Newport Playgoers’ latest offering of W. Somerset Maugham’s controversial, For Services Rendered proved a timely and thought-provoking revival.

Apparently badly received by a 1930s audience expecting a witty comedy, the play still has the power to shock.

Maugham sought to expose the failings of Lloyd George’s ‘land fit for heroes’ post First World War, and the dysfunctional Ardsley family certainly had their share of problems.

The cast made a brave attempt to inject credibility into their performances of a family in crisis, but at times, for me, it was difficult to empathise with the era, and I feel that a few opportunities to lighten the mood were lost.

That said, there were, undeniably, some poignant moments.

Ruth Ferguson gave a spell-binding performance as lady of the house, Charlotte Ardsley, successfully conveying the inter-war confusion that Maugham clearly believed the middle-classes were experiencing.

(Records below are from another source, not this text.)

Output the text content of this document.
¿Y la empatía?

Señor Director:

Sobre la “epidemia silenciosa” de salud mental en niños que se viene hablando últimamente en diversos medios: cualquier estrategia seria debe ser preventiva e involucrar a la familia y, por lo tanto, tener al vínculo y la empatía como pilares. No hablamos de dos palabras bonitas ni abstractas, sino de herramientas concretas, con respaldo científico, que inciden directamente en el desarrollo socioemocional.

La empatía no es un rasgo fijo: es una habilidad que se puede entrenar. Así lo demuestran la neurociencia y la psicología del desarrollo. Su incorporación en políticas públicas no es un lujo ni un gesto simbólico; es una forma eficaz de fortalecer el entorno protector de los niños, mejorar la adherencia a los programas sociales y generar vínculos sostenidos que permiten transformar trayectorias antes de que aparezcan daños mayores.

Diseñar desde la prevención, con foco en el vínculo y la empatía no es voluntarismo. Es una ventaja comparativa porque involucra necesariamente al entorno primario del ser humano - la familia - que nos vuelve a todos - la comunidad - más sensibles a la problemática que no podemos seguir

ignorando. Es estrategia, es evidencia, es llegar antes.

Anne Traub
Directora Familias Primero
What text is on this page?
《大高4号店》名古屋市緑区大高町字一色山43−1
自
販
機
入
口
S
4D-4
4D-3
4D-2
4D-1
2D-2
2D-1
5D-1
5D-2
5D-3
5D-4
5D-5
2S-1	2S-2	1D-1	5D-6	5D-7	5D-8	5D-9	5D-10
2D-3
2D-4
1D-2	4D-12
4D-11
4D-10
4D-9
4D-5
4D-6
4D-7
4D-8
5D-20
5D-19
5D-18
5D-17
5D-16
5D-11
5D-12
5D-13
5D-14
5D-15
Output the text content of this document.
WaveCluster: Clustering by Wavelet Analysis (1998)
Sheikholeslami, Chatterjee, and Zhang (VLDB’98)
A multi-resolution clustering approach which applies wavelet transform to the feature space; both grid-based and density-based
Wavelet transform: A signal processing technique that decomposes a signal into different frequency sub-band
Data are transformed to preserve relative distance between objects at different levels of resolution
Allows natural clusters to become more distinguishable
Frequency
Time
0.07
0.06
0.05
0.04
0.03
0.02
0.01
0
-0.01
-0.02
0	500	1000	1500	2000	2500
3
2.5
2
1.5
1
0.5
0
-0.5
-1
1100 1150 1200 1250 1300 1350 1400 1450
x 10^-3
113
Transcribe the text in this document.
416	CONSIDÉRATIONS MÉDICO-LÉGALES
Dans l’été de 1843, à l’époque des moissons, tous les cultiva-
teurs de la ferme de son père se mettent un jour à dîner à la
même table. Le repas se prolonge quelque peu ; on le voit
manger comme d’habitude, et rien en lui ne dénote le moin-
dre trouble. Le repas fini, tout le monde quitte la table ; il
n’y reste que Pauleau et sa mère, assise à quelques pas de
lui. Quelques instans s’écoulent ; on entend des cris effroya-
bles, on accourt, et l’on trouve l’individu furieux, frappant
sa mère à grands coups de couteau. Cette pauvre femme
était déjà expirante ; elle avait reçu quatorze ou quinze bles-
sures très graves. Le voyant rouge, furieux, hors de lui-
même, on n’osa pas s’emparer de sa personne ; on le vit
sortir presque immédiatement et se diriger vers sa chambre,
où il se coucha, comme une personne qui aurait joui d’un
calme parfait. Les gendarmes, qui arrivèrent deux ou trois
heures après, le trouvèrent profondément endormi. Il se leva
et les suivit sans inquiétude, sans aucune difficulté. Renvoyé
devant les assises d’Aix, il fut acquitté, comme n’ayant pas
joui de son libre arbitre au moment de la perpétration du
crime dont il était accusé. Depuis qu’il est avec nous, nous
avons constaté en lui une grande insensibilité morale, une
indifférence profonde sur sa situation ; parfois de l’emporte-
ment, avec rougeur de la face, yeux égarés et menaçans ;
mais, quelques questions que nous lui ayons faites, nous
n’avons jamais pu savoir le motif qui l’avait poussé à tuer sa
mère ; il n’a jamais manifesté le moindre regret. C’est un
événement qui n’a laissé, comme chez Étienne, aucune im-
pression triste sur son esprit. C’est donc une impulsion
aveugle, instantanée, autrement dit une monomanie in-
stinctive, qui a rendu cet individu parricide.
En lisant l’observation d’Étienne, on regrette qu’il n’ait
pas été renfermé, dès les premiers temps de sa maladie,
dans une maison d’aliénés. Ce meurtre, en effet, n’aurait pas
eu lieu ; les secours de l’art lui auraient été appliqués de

Likewise, James Reynolds as her son, Sydney, left blinded by the war, gave a powerful performance, the insight in his one of his outbursts - ‘ I know that we were the duped of incompetent fools who rule nations’ – highly significant, as just seven years later the nation was again called upon to defend itself.

Indeed, as Maugham suspected, ‘the war to end all wars’ had been far from it.